Red Hat OpenShift is another powerful PaaS that compartmentalizes environments to easily develop and deploy apps. 



Software as a Service (SaaS)

Among all the "as a service" models, SaaS is the most popular one.  Software as a Service or SaaS refers to software that can be accessed over the internet through an application programming interface. The basic requirement is a web browser and internet. This means you don't have to worry about installing anything on your computer and you can access them from anywhere.

SaaS is the most "finished" or consumer-centric option among the three as it offers a comprehensive experience. You pay only when you want to use the app and there's no upfront cost, unlike IaaS or PaaS. Users generally subscribe to the monthly packages or get lifetime deals to keep the cost down. The SaaS market is competitive enough to keep subscriptions at a reasonable level.  


What are the benefits of SaaS?

There are many reasons why you might want to consider switching from desktop apps to cloud-based solutions. 

Security: With desktop apps, there is always some risk involved with downloading files onto your PC. Cloud computing eliminates this problem because everything is stored online and accessed through the internet. In addition, if your data gets stolen while it's being transmitted over the network, then no one has access to it since it isn't located anywhere locally.

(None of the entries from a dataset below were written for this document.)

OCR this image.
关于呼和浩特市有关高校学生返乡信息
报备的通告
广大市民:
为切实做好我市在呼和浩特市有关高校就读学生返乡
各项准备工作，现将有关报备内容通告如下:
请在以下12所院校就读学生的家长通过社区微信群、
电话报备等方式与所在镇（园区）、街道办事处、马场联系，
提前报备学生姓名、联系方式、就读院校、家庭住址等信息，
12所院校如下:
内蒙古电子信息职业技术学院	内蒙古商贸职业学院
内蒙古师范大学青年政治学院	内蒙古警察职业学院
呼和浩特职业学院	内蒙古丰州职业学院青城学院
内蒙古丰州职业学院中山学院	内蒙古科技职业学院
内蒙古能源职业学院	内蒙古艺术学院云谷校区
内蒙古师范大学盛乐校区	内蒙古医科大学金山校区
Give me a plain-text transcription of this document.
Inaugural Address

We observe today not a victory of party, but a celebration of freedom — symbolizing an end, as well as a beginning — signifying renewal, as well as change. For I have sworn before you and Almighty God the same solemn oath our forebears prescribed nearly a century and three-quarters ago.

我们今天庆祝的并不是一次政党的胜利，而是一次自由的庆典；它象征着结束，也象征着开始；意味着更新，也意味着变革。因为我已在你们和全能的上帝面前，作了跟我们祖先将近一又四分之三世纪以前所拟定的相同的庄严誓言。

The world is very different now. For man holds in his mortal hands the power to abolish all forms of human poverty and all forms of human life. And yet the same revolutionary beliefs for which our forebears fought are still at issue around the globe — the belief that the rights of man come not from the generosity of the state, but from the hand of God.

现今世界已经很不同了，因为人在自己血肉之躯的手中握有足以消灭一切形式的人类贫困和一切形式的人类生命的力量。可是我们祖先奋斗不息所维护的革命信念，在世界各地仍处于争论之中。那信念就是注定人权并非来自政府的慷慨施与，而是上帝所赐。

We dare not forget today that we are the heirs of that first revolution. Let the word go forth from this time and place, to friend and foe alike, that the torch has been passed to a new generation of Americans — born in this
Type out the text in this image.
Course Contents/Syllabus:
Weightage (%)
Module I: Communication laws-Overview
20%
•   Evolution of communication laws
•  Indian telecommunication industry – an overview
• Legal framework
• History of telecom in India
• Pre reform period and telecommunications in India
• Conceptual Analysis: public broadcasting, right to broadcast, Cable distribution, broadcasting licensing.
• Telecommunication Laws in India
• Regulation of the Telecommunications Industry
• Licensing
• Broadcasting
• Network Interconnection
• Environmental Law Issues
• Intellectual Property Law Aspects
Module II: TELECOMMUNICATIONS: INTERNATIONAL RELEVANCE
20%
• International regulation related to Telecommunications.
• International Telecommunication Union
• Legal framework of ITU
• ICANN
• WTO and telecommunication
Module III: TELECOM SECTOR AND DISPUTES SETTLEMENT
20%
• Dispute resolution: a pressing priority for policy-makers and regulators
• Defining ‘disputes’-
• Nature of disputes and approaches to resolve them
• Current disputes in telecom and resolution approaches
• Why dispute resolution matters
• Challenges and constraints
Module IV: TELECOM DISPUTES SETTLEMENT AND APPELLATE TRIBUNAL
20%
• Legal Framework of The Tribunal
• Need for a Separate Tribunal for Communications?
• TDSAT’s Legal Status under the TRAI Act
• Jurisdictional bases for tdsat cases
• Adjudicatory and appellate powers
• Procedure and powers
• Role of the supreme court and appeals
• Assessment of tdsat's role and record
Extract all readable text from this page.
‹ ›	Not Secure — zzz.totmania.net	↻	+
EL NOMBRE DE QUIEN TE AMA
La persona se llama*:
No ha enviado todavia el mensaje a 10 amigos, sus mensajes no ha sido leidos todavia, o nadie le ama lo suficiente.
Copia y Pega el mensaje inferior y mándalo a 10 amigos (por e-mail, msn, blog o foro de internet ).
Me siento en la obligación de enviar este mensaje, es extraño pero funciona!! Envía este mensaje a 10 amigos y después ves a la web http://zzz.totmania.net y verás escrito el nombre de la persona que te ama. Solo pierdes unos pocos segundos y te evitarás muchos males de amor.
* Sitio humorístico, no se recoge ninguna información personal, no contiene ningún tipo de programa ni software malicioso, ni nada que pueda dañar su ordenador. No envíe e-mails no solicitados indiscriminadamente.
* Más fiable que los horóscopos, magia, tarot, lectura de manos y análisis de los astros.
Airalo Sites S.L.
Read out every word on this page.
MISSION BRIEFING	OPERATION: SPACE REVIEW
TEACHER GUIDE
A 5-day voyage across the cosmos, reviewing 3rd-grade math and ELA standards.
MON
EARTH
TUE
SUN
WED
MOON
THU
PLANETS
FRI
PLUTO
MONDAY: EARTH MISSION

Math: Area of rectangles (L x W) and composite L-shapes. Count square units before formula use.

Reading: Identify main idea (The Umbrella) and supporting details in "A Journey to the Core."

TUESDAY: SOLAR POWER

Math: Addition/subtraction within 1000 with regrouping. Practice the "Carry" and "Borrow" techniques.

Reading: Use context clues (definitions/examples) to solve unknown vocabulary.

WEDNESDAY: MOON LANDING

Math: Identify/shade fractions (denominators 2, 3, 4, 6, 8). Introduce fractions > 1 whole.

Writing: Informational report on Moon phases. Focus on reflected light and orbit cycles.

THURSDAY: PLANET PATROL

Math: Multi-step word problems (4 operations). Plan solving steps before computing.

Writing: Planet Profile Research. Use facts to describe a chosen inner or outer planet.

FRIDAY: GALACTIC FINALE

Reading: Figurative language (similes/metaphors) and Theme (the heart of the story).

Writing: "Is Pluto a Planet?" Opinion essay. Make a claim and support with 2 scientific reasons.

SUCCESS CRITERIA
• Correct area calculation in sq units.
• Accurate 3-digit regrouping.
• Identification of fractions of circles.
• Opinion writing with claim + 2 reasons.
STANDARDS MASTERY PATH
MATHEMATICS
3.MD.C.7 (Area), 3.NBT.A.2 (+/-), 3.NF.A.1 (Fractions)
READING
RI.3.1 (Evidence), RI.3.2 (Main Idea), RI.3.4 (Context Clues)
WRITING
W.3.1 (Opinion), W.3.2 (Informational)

Cost savings: Desktop apps require hardware resources such as memory and hard drive space which add up quickly. When you're paying monthly fees for those resources, it makes sense to look into ways to reduce them. By moving to a cloud solution, you'll save money every month just by not needing to pay for additional storage space.

Flexibility: One thing that often comes along with mobility is flexibility. Since you won't be tied down to a single device anymore, you can choose whichever platform works best for you depending on where you happen to be at the moment. Whatever your use case may be, you can switch back and forth between multiple computers seamlessly thanks to the power of SaaS.


What are the drawbacks of SaaS?

SaaS is popular for multiple reasons. But there are some cons as well.

Vendor dependency: Since it's a finished product, SaaS totally depends on the vendor. You can not add or remove core functionalities without the manufacturer. 

Lack of customization: SaaS products are for consumers. As a result, businesses can't deeply integrate on-premise software, customize at a granular level or tweak security.


What are the examples of SaaS?

Google Workspace

The entire personal cloud-based app suite is now a successful example of SaaS. Google Workspace apps can be accessed from the browser of any device. 


HubSpot is another major SaaS product that streamlines and enhances CRM, marketing and sales. 


An enterprise messaging platform that is built on SaaS philosophy. Slack is highly accessible, secure, and comes with great flexibility.


So there you have it - a definitive guide to IaaS, PaaS, and SaaS and their specific use cases. This should give you a clear idea about the cloud option that should suit your business the most.